Saturday, September 28, 2019

Memorable Computer Generated Keys

Computer systems often publish information for humans to read: invoices, sales dockets, memberships, subscriptions, travel bookings, etc. Items like these are expected to have some sort of unique 'key' associated with them, so for example, if you phone an airline to change a flight they will ask "what is your booking number?", then your correct reply allows immediate verification and you can proceed.

So what sort of 'key' should be used for documents that will be consumed by humans? Here are some choices I can think of:

Database Identity Key

Many relational databases (and others) can generate incrementing unique numbers like 0003145 as primary keys. This is good because numbers (of reasonable size) are simple for people to understand. It's bad for security though, because these numbers are predictable and Mallory can guess lots of numbers and try to hack or forge his way into private information.

'Jump' Numbers

Instead of predictably incrementing keys, how about ones that 'jump' with a random gap to the next one? This will produce numbers that are easy to read, and Mallory would have to try many keys to possibly find a valid one to attack. The size of the random jump has to be chosen as a tradeoff between the growth of the key and security through unpredictability.

Guids

Many databases generate a GUID (aka UUID) for each record. This is great for programmers who can be sure these unique keys will never clash with another one in the world. They are create-and-forget ids that are secure because they are sparsely distributed in 122-bit space and it's infeasible to guess them. The bad news is that a value like 8f50806b-1f88-4cd7-9112-4512045df69b on an airline reservation will boggle the mortal mind.

You could publish just a part of it as a key, like the 8f50806b prefix for example. This is not a really friendly string for a person to read, but it may be acceptable (making it uppercase might help the eye). You just have to be sure that there's enough entropy in the substring to guarantee uniqueness and unpredictability, and with GUIDs this is probably the case for normal use. See Birthday Attack for more information.

Artificial Keys

Another technique I quite like is to create an artificial random key that looks friendly to the eye. A key like KLB977 looks like a Victorian car number plate, or 125-982-763 is easy to recognise and dictate. Just pick a consistent format that seems friendly, perhaps something that's familiar to your local culture or language.

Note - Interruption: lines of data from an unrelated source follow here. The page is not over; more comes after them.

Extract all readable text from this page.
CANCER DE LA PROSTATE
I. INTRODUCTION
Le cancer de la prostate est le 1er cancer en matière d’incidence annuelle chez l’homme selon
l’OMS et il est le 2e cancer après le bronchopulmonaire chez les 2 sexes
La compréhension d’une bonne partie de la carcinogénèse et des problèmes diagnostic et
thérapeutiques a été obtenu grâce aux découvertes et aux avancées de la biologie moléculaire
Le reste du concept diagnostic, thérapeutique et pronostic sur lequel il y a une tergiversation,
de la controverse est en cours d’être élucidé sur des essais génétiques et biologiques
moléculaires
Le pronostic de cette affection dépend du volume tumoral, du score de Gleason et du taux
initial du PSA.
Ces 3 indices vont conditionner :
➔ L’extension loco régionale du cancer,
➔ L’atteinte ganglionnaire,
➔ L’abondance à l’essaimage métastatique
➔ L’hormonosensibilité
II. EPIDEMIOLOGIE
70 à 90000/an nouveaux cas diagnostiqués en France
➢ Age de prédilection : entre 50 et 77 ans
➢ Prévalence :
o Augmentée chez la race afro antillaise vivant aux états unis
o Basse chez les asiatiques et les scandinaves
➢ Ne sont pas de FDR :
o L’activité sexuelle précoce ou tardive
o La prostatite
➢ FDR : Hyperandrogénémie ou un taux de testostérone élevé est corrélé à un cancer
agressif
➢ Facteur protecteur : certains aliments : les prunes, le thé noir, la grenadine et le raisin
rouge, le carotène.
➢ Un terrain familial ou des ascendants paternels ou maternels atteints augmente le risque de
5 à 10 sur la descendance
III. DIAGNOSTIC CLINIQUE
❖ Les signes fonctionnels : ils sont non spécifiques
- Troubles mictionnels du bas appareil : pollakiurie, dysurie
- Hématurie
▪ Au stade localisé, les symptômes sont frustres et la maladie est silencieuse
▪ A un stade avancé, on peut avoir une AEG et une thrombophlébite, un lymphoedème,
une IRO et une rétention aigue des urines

You have to be sure that the probability of generating a duplicate artificial key is small enough. If the key is short then you would probably generate the key and do a quick database lookup check that it's not a duplicate before using it. In the previous examples there would be 17.5 million 'number plate' keys and 1 billion 9-digit keys.

Fake keys composed of numbers and letters need some extra care to ensure they are human-friendly. Some numbers and letters have similar shapes and should be avoided. When I make fake keys I compose them out of the following character pool (notice some are missing):

123456789ABCDEFGHJKLMNPQRSTUVWXYZ

If you're extra conservative you may consider the characters JUVW a bit troublesome as well and remove them. Different fonts may affect your choice of 'bad' characters. With the reduced character set, the number of 'number plate' keys reduces to 10 million and the 9-digit ones reduce to about 0.4 billion, but this might be quite acceptable for moderate usage scenarios.

Addendum: Check Digits

In cases where generated keys are under your control, as in the cases of the 'Jump' Numbers and Artificial keys discussed above, you may consider using a check digit scheme to allow basic error detection for your keys.

The Wikipedia article lists many schemes, and there many other specialised ones like ISO 6346 which is used to identify shipping containers. You might even like to make up your own, perhaps checking that each numeric key is within ±3 of a prime number (I made that up). The Verhoeff check digit algorithm is technically very interesting and effective.